The immediate aim of the Socialist Party is to organise the social revolution of the working class. A revolution that overthrows the entire exploitative capitalist relations and puts an end to all exploitation and oppression. We seek the immediate establishment of a socialist society; a society without classes, without private ownership of the means of production, without wage labour and without a State; a free human society in which all share in the social wealth and collectively decide the society's direction and future.

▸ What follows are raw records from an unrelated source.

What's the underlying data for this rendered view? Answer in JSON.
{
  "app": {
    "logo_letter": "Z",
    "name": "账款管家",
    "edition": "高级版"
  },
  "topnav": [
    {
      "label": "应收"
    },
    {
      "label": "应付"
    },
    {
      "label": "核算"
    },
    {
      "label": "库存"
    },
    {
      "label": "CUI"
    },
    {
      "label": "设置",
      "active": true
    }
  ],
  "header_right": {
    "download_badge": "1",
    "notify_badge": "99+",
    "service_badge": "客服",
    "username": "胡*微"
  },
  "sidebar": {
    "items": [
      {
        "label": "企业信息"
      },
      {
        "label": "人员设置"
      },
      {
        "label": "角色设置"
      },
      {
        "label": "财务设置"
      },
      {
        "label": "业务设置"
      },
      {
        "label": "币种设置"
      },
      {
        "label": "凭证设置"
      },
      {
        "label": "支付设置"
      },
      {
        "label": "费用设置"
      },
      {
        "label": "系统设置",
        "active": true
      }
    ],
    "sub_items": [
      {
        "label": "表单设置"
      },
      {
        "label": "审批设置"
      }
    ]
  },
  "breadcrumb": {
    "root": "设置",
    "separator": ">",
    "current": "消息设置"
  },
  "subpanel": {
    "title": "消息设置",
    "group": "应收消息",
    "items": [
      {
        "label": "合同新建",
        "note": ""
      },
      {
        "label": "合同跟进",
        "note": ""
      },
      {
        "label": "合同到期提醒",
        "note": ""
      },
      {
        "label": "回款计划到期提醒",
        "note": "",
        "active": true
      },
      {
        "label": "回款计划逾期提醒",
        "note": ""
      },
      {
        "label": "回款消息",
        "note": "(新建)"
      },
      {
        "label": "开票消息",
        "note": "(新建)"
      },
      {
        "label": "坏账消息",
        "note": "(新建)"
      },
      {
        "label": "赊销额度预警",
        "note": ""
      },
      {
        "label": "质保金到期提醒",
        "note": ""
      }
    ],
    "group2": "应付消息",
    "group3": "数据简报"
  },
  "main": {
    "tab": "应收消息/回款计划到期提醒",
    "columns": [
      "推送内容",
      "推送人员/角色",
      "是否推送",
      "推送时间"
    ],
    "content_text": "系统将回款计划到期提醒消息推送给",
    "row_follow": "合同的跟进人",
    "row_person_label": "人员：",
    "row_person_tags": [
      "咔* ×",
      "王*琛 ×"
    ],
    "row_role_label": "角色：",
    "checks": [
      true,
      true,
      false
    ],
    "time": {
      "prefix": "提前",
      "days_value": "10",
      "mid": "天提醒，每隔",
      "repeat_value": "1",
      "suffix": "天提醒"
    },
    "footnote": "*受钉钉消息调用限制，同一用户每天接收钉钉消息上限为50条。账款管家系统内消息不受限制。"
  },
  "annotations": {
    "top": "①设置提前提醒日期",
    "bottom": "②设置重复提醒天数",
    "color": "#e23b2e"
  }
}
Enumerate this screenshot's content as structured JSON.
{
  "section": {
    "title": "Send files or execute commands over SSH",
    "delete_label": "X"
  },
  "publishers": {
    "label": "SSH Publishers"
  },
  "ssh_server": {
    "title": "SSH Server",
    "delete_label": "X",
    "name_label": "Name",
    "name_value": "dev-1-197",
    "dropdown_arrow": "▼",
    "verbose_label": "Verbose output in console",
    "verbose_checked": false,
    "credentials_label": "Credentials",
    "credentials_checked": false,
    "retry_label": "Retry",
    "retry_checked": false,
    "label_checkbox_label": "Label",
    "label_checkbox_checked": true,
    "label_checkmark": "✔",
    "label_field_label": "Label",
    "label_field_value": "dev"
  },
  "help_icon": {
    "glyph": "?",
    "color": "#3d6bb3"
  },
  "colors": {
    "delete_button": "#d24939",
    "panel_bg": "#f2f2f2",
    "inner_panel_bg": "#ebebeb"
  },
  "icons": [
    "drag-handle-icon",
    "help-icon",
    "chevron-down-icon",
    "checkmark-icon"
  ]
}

Socialism is possible this very day. We would see the wealth of the World as part of mankind’s common heritage. Thanks to the tremendous productive capacity we have created, we will be quickly able to satisfy all the basic needs of everyone. The essence of communist revolution is abolition of private ownership of the means of production and their conversion into common ownership of the whole society. Socialist revolution puts an end to the class division of society and abolishes the wage-labour system. Thus, market, exchange of commodities, and money disappear. Production for profit is replaced by production to meet people's needs and to bring about greater prosperity for all. Work, which in capitalist society for the overwhelming majority is an involuntary, mechanical and strenuous activity to earn a living, gives way to voluntary, creative and conscious activity to enrich human life. Everyone, by virtue of being a human being and being born into human society will be equally entitled to all of life's resources and the products of collective effort. From everyone according to their ability, to everyone according to their need — this is a basic principle of socialist society. There will be no real shortages that would require some kind of policeman to supervise who gets what. The socialist revolution is not a revolution out of desperation or poverty but one relying on the consciousness and material readiness of the working people.

We will empower people with the understanding of their role in striving for this new society and with the confidence that it’s possible to win. We are an organisation of revolutionaries. The task of the Socialist Party is always agitation and propaganda. It is the vision of a World free forever from want, from race and national hatred, from sexual oppression and from human exploitation. The vision is one of peace and social harmony. It expresses the changes being brought about and the possibilities being created by the new technology. We no longer have to work long hours or wait for the meagre welfare payment just to eke out a miserable existence for our families. The new technology makes a world of material abundance and cultural development for all possible. Only when control of our World is in the hands of the working people can we transform our vision of the future into reality. We are an organisation dedicated and united to that cause. To teach the idea of revolution, our classroom has to become the street, the factories, the schools – wherever there’s injustice, oppression and tyranny. They are few; we are many.

The Socialist Party is a revolutionary political organisation and therefore believes in revolutionary political action. It urges the workers to use their ballots to capture political power—not to play at politicians but to use their votes to uproot the political State and to hand to the people  the constructive task of building up the administrative councils of the Socialist Cooperative Commonwealth. 

To think that Parliament can be used as the means of permanently improving the conditions of Labour, by passing a series of acts, is to believe in parliamentarianism. The Socialist Party is not a parliamentary party. It believes in entering Parliament only as a means of sweeping away all antiquated institutions which stand in the way of industrial democracy owning and controlling the means of production.